Zunächst geht es darum, vorhandene Mittel bestmöglich einzusetzen. Wenn man die Heimpflege mit besserer ambulanter Pflege verringern könnte, wäre das auch eine Kostenersparnis. Und gerade in den unteren Einkommensschichten könnte man der Pflegebedürftigkeit entgegenwirken durch bessere Arbeitsbedingungen, Bildung und Anleitung zu gesundheitsbewussterem Verhalten. Aber Sie haben Recht: Es ist auch dringend erforderlich, Demenzkranke einzubeziehen. Und die Pflegeleistungen müssen dynamisiert werden, gemäß der Preisentwicklung. Von daher wird man unterm Strich wohl höhere Ausgaben haben. Hinzu kommt die demografische Veränderung, die zu weiterem Kostenanstieg führen wird.

Wo soll das Geld herkommen? Sozialministerin Ulla Schmidt schlägt vor, die Unterschiede zwischen gesetzlicher und privater Pflegeversicherung einzuebnen.

Ich halte das für durchaus bedenkenswert. Was Einnahmen und Ausgaben betrifft, haben wir in der Pflegeversicherung einen noch weit gravierenderen Unterschied als in der Krankenversicherung. Bei den Privaten gibt es deutlich mehr Besserverdienende, Jüngere, Gesundheitsbewusstere und Beschäftigte, die weniger krank machenden Arbeitsbedingungen ausgesetzt sind. Das heißt, die Ausgaben sind dort deutlich geringer als die Einnahmen, und dadurch hat die private Pflegeversicherung ein erhebliches finanzielles Polster. Bei der gesetzlichen Pflegesicherung ist es genau umgekehrt. Mit einer Zusammenlegung könnte man für viele Jahre die finanziellen Probleme insgesamt lösen. Das heißt bessere Leistungen, ohne dass die Beiträge erhöht werden müssten. Eine Bürgerversicherung für die Pflege wäre also sinnvoll.

Verstehen Sie denn, warum sich die Grünen hier so reserviert verhalten?

Das kann ich nicht nachvollziehen. Wenn man die Bürgerversicherung in der Krankenversicherung will, ist es in keinem Fall zu rechtfertigen, dass man sie in der Pflegeversicherung nicht will. Der Nettoeffekt ist hier, gleichzeitig verbunden mit größerer Solidarität, doch am stärksten.

Skeptiker sagen, man darf ein funktionierendes System nicht durch die Fusion mit einem nicht funktionierenden zerstören.

Es geht um die Frage der Solidarität.

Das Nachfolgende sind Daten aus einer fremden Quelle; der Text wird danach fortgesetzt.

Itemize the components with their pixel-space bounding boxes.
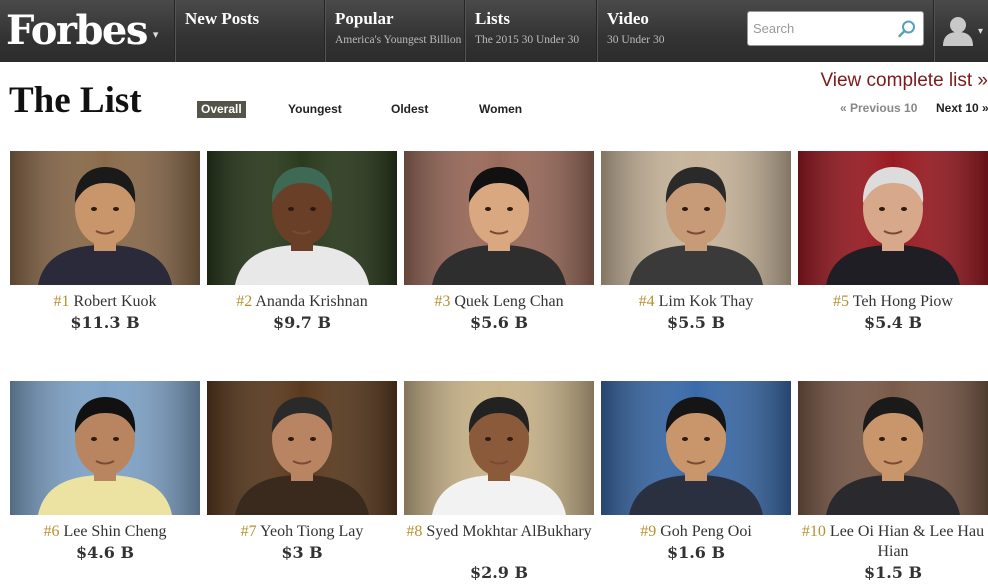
- net-worth: $2.9 B: [469, 563, 529, 582]
- person-name: Quek Leng Chan: [454, 293, 564, 310]
- net-worth: $9.7 B: [272, 313, 332, 332]
- person-label[interactable]: #6 Lee Shin Cheng: [10, 522, 200, 542]
- portrait-photo[interactable]: [10, 151, 200, 285]
- rank-number: #5: [833, 293, 850, 310]
- tab-overall[interactable]: Overall: [197, 101, 246, 118]
- net-worth: $1.5 B: [863, 563, 923, 582]
- user-menu[interactable]: ▾: [933, 0, 988, 62]
- search-input[interactable]: [748, 12, 888, 45]
- nav-item-lists[interactable]: Lists The 2015 30 Under 30: [464, 0, 596, 62]
- previous-10-link[interactable]: « Previous 10: [840, 101, 917, 115]
- portrait-photo[interactable]: [798, 151, 988, 285]
- nav-title: Video: [607, 9, 649, 28]
- nav-subtitle[interactable]: 30 Under 30: [607, 33, 736, 47]
- rank-number: #6: [43, 523, 60, 540]
- rank-number: #4: [638, 293, 655, 310]
- user-avatar-icon[interactable]: [941, 14, 975, 46]
- rank-number: #3: [434, 293, 451, 310]
- net-worth: $11.3 B: [70, 313, 140, 332]
- tab-youngest[interactable]: Youngest: [288, 101, 342, 118]
- portrait-photo[interactable]: [207, 381, 397, 515]
- portrait-photo[interactable]: [404, 381, 594, 515]
- logo-text: Forbes: [6, 6, 148, 54]
- person-label[interactable]: #4 Lim Kok Thay: [601, 292, 791, 312]
- net-worth: $5.6 B: [469, 313, 529, 332]
- person-name: Syed Mokhtar AlBukhary: [426, 523, 592, 540]
- person-label[interactable]: #5 Teh Hong Piow: [798, 292, 988, 312]
- tab-oldest[interactable]: Oldest: [391, 101, 428, 118]
- chevron-down-icon[interactable]: ▾: [153, 28, 159, 41]
- person-label[interactable]: #9 Goh Peng Ooi: [601, 522, 791, 542]
- net-worth: $4.6 B: [75, 543, 135, 562]
- nav-title: Popular: [335, 9, 394, 28]
- portrait-photo[interactable]: [601, 151, 791, 285]
- portrait-photo[interactable]: [10, 381, 200, 515]
- rank-number: #8: [406, 523, 423, 540]
- person-label[interactable]: #7 Yeoh Tiong Lay: [207, 522, 397, 542]
- next-10-link[interactable]: Next 10 »: [936, 101, 988, 115]
- person-name: Lee Oi Hian & Lee Hau Hian: [829, 523, 985, 560]
- person-name: Ananda Krishnan: [255, 293, 368, 310]
- rank-number: #10: [801, 523, 826, 540]
- top-nav-bar: Forbes ▾ New Posts Popular America's You…: [0, 0, 988, 62]
- person-label[interactable]: #1 Robert Kuok: [10, 292, 200, 312]
- net-worth: $5.4 B: [863, 313, 923, 332]
- portrait-photo[interactable]: [404, 151, 594, 285]
- view-complete-list-link[interactable]: View complete list »: [820, 70, 988, 92]
- rank-number: #2: [236, 293, 253, 310]
- net-worth: $5.5 B: [666, 313, 726, 332]
- person-name: Robert Kuok: [73, 293, 157, 310]
- nav-title: New Posts: [185, 9, 260, 28]
- tab-women[interactable]: Women: [479, 101, 522, 118]
- person-name: Yeoh Tiong Lay: [260, 523, 364, 540]
- forbes-logo[interactable]: Forbes ▾: [6, 5, 158, 55]
- search-icon[interactable]: [897, 19, 917, 39]
- person-name: Lim Kok Thay: [658, 293, 754, 310]
- search-box: [747, 11, 924, 46]
- nav-subtitle[interactable]: The 2015 30 Under 30: [475, 33, 596, 47]
- portrait-photo[interactable]: [207, 151, 397, 285]
- person-label[interactable]: #8 Syed Mokhtar AlBukhary: [404, 522, 594, 542]
- nav-subtitle[interactable]: America's Youngest Billion: [335, 33, 464, 47]
- person-label[interactable]: #10 Lee Oi Hian & Lee Hau Hian: [798, 522, 988, 562]
- portrait-photo[interactable]: [601, 381, 791, 515]
- person-name: Lee Shin Cheng: [63, 523, 167, 540]
- person-name: Teh Hong Piow: [852, 293, 953, 310]
- nav-item-popular[interactable]: Popular America's Youngest Billion: [324, 0, 464, 62]
- net-worth: $1.6 B: [666, 543, 726, 562]
- net-worth: $3 B: [281, 543, 323, 562]
- portrait-photo[interactable]: [798, 381, 988, 515]
- rank-number: #1: [53, 293, 70, 310]
- nav-item-video[interactable]: Video 30 Under 30: [596, 0, 736, 62]
- page-title: The List: [9, 80, 142, 121]
- person-label[interactable]: #2 Ananda Krishnan: [207, 292, 397, 312]
- nav-item-new-posts[interactable]: New Posts: [174, 0, 324, 62]
- person-name: Goh Peng Ooi: [660, 523, 752, 540]
- rank-number: #7: [240, 523, 257, 540]
- nav-title: Lists: [475, 9, 510, 28]
- chevron-down-icon[interactable]: ▾: [978, 26, 983, 37]
- rank-number: #9: [640, 523, 657, 540]
- person-label[interactable]: #3 Quek Leng Chan: [404, 292, 594, 312]
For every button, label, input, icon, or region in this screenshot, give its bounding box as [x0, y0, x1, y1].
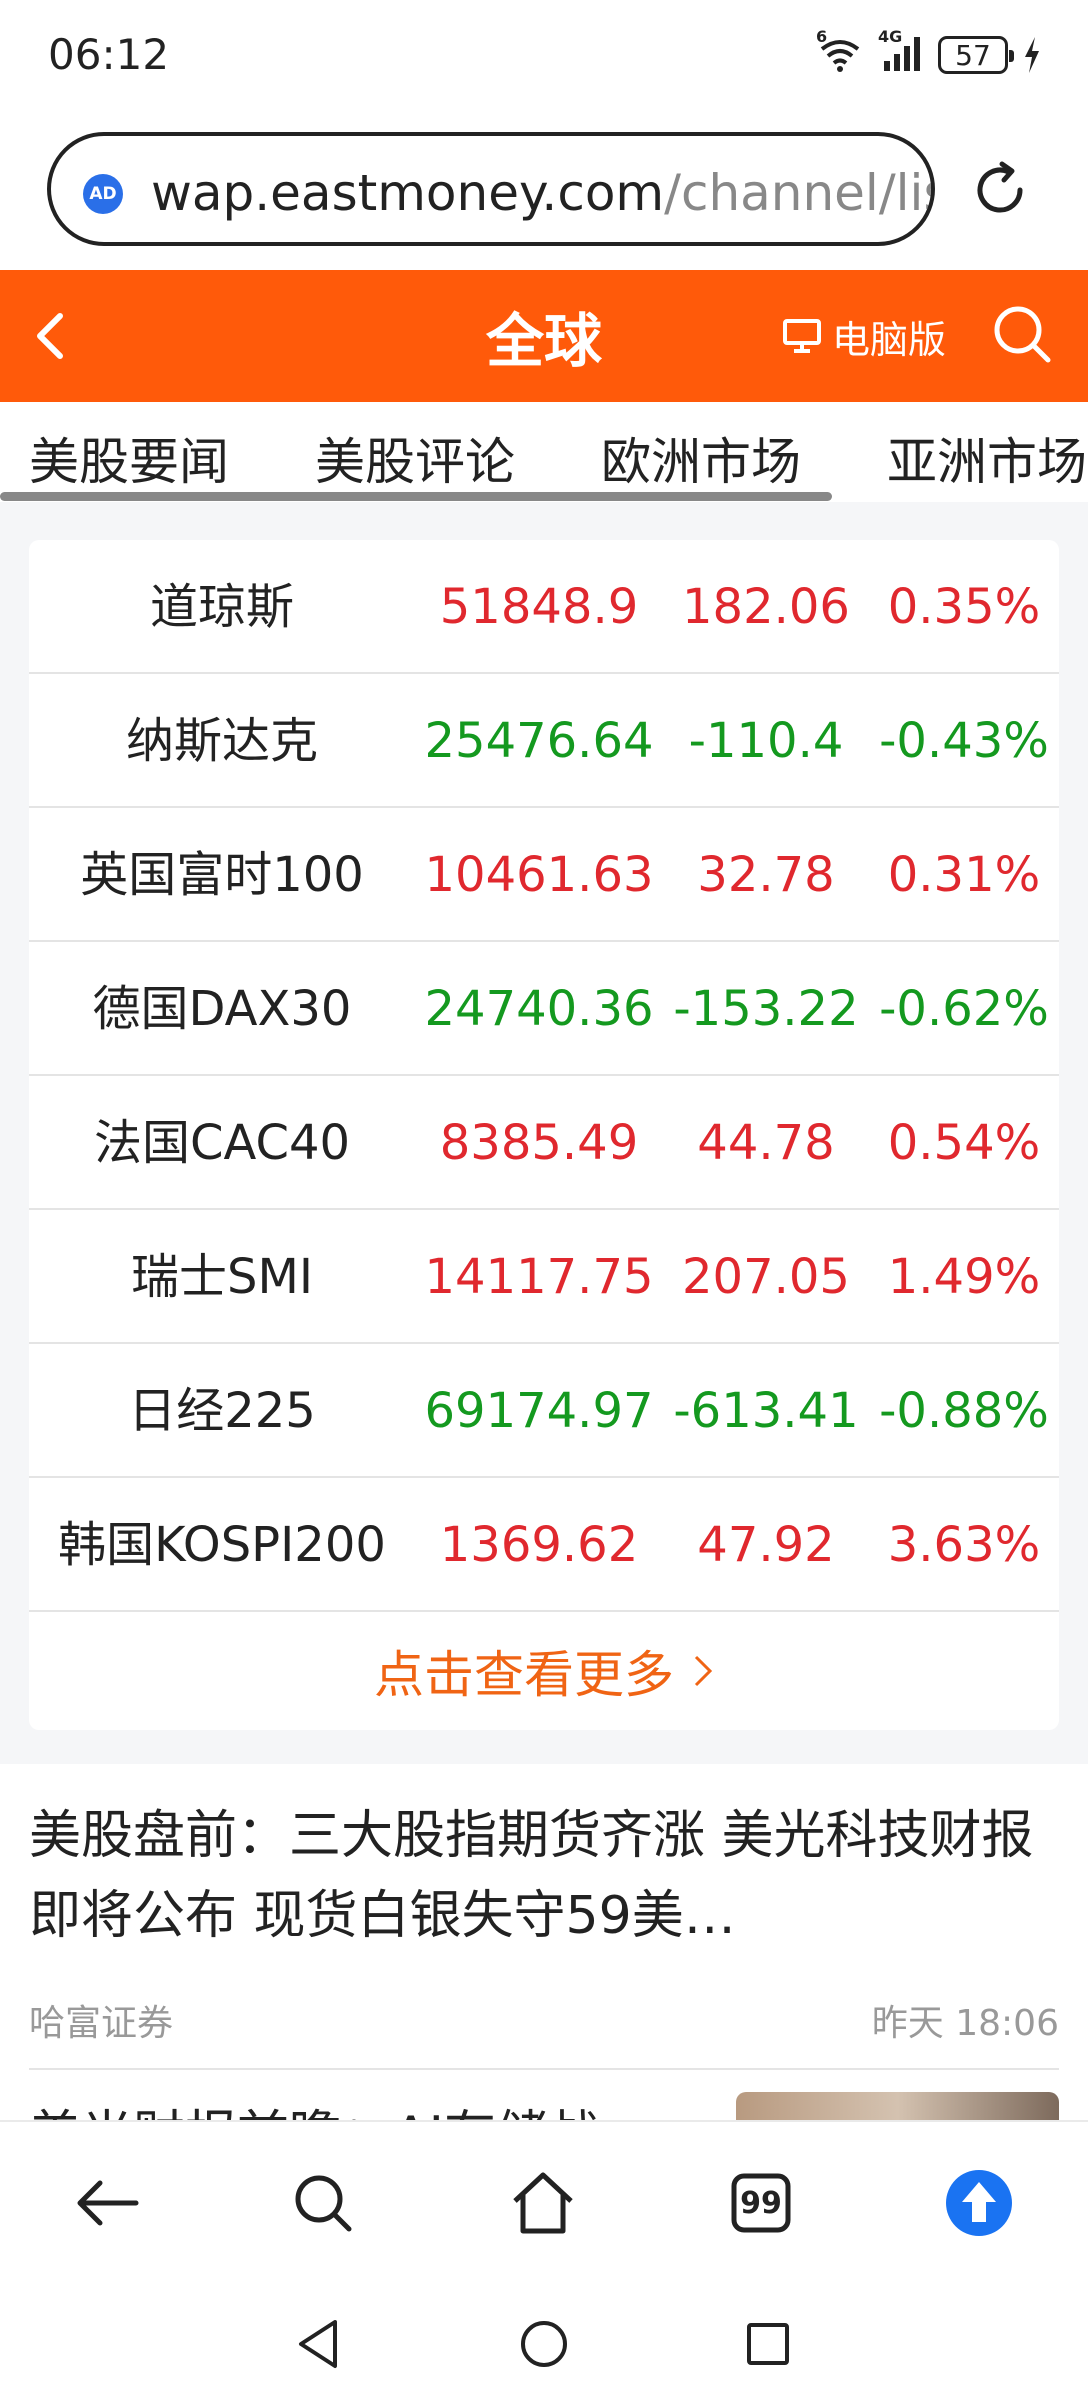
- index-price: 1369.62: [439, 1517, 639, 1573]
- system-navigation-bar: [0, 2290, 1088, 2400]
- news-title-partial: 美光财报前瞻：AI存储战: [29, 2106, 600, 2120]
- status-bar: 06:12 6 4G 57: [0, 0, 1088, 110]
- index-change-percent: 0.54%: [887, 1115, 1041, 1171]
- view-more-label: 点击查看更多: [374, 1646, 674, 1704]
- browser-home-button[interactable]: [498, 2158, 588, 2248]
- news-title[interactable]: 美股盘前：三大股指期货齐涨 美光科技财报即将公布 现货白银失守59美…: [29, 1796, 1059, 1956]
- triangle-back-icon: [299, 2320, 337, 2368]
- news-thumbnail: [736, 2092, 1059, 2120]
- index-change-percent: -0.43%: [879, 713, 1049, 769]
- index-name: 纳斯达克: [125, 713, 318, 769]
- index-name: 瑞士SMI: [130, 1249, 314, 1305]
- system-home-button[interactable]: [512, 2312, 576, 2376]
- monitor-icon: [783, 319, 821, 353]
- desktop-version-link[interactable]: 电脑版: [782, 308, 946, 364]
- news-time: 昨天 18:06: [871, 2003, 1059, 2044]
- index-change-percent: -0.62%: [879, 981, 1049, 1037]
- index-change-percent: -0.88%: [879, 1383, 1049, 1439]
- main-content: 道琼斯 51848.9 182.06 0.35% 纳斯达克 25476.64 -…: [0, 502, 1088, 2120]
- browser-search-button[interactable]: [278, 2158, 368, 2248]
- index-change-percent: 0.35%: [887, 579, 1041, 635]
- url-field[interactable]: AD wap.eastmoney.com/channel/lis: [47, 132, 935, 246]
- index-change-percent: 3.63%: [887, 1517, 1041, 1573]
- status-time: 06:12: [48, 30, 170, 79]
- url-path: /channel/lis: [664, 164, 935, 222]
- ad-block-icon[interactable]: AD: [83, 174, 123, 214]
- address-bar: AD wap.eastmoney.com/channel/lis: [0, 110, 1088, 270]
- chevron-right-icon: [694, 1655, 713, 1687]
- index-name: 英国富时100: [80, 847, 364, 903]
- index-price: 24740.36: [424, 981, 654, 1037]
- square-recents-icon: [747, 2323, 789, 2365]
- index-row[interactable]: 日经225 69174.97 -613.41 -0.88%: [29, 1344, 1059, 1478]
- index-change: -613.41: [673, 1383, 859, 1439]
- wifi-icon: 6: [816, 27, 864, 77]
- tab-us-stock-news[interactable]: 美股要闻: [29, 422, 229, 494]
- index-price: 69174.97: [424, 1383, 654, 1439]
- charging-icon: [1025, 37, 1039, 73]
- index-name: 德国DAX30: [92, 981, 352, 1037]
- search-icon[interactable]: [990, 302, 1054, 366]
- search-icon: [295, 2175, 352, 2232]
- back-arrow-icon[interactable]: [22, 306, 82, 366]
- news-source: 哈富证券: [29, 2003, 174, 2044]
- index-row[interactable]: 法国CAC40 8385.49 44.78 0.54%: [29, 1076, 1059, 1210]
- index-change: -153.22: [673, 981, 859, 1037]
- index-row[interactable]: 瑞士SMI 14117.75 207.05 1.49%: [29, 1210, 1059, 1344]
- index-row[interactable]: 道琼斯 51848.9 182.06 0.35%: [29, 540, 1059, 674]
- index-price: 10461.63: [424, 847, 654, 903]
- index-row[interactable]: 英国富时100 10461.63 32.78 0.31%: [29, 808, 1059, 942]
- arrow-up-circle-icon: [946, 2170, 1012, 2236]
- index-change: 47.92: [697, 1517, 835, 1573]
- index-change: -110.4: [688, 713, 844, 769]
- browser-back-button[interactable]: [62, 2158, 152, 2248]
- url-text: wap.eastmoney.com/channel/lis: [151, 164, 935, 222]
- back-arrow-icon: [77, 2180, 139, 2226]
- index-row[interactable]: 韩国KOSPI200 1369.62 47.92 3.63%: [29, 1478, 1059, 1612]
- index-price: 51848.9: [439, 579, 639, 635]
- reload-icon[interactable]: [968, 158, 1032, 222]
- desktop-version-label: 电脑版: [832, 317, 947, 362]
- index-price: 14117.75: [424, 1249, 654, 1305]
- system-back-button[interactable]: [286, 2312, 350, 2376]
- index-price: 25476.64: [424, 713, 654, 769]
- battery-level: 57: [955, 38, 991, 72]
- battery-icon: 57: [938, 36, 1014, 74]
- index-name: 道琼斯: [149, 579, 294, 635]
- home-icon: [513, 2172, 573, 2234]
- tabs-scrollbar: [0, 492, 832, 501]
- wifi-generation-label: 6: [816, 27, 828, 46]
- index-change-percent: 1.49%: [887, 1249, 1041, 1305]
- index-change: 44.78: [697, 1115, 835, 1171]
- status-icons: 6 4G 57: [816, 27, 1042, 80]
- tab-us-stock-commentary[interactable]: 美股评论: [315, 422, 515, 494]
- index-name: 日经225: [128, 1383, 316, 1439]
- index-name: 韩国KOSPI200: [58, 1517, 386, 1573]
- system-recents-button[interactable]: [736, 2312, 800, 2376]
- browser-toolbar: 99: [0, 2120, 1088, 2290]
- index-change: 182.06: [682, 579, 850, 635]
- index-price: 8385.49: [439, 1115, 639, 1171]
- page-header: 全球 电脑版: [0, 270, 1088, 402]
- circle-home-icon: [521, 2321, 567, 2367]
- index-change: 32.78: [697, 847, 835, 903]
- scroll-to-top-button[interactable]: [934, 2158, 1024, 2248]
- network-type-label: 4G: [878, 27, 903, 46]
- category-tabs: 美股要闻 美股评论 欧洲市场 亚洲市场: [0, 402, 1088, 502]
- index-row[interactable]: 德国DAX30 24740.36 -153.22 -0.62%: [29, 942, 1059, 1076]
- browser-tabs-button[interactable]: 99: [716, 2158, 806, 2248]
- tab-count: 99: [740, 2185, 782, 2221]
- tab-europe-market[interactable]: 欧洲市场: [601, 422, 801, 494]
- view-more-link[interactable]: 点击查看更多: [29, 1612, 1059, 1730]
- url-domain: wap.eastmoney.com: [151, 164, 665, 222]
- index-row[interactable]: 纳斯达克 25476.64 -110.4 -0.43%: [29, 674, 1059, 808]
- index-name: 法国CAC40: [93, 1115, 351, 1171]
- news-item[interactable]: 美股盘前：三大股指期货齐涨 美光科技财报即将公布 现货白银失守59美… 哈富证券…: [0, 1764, 1088, 2070]
- news-item-partial[interactable]: 美光财报前瞻：AI存储战: [0, 2070, 1088, 2120]
- index-change: 207.05: [682, 1249, 850, 1305]
- index-quotes-card: 道琼斯 51848.9 182.06 0.35% 纳斯达克 25476.64 -…: [29, 540, 1059, 1730]
- index-change-percent: 0.31%: [887, 847, 1041, 903]
- tab-asia-market[interactable]: 亚洲市场: [887, 422, 1087, 494]
- cellular-signal-icon: 4G: [878, 27, 924, 77]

Für eine künstliche Trennung, die am Einkommen bemessen ist, gibt es keine Begründung. Ebenso wenig gibt es einen Grund dafür, jemandem wegen seines Einkommens eine private Versicherung zu verbieten, von der er sich vielleicht bessere Leistungen verspricht.

Mit der Union ist eine Bürgerversicherung nicht zu machen. Ist es sinnvoll, jetzt bei der Pflegeversicherung solche Forderungen zu stellen – und damit die dringend nötige Reform weiter zu verzögern?

Wir brauchen dringend Veränderungen bei der Pflege. Und wir erwarten als Gewerkschaften, dass bei der Reform die Verbesserungen für die Menschen im Vordergrund stehen. Das heißt: Einbeziehung der Demenzkranken, Dynamisierung der Leistungen, Verbesserung der ambulanten Pflege, mehr Vorsorge. Das muss jetzt mindestens auf den Weg gebracht werden. Und das ist möglich, wenn es solidarisch finanziert wird. Die CDU/CSU sollte das nicht aus Wahlkampfgründen blockieren. Es geht aber natürlich auch um eine ganz klare Richtungsentscheidung: Wollen wir mehr Solidarität oder wollen wir Privatisierung?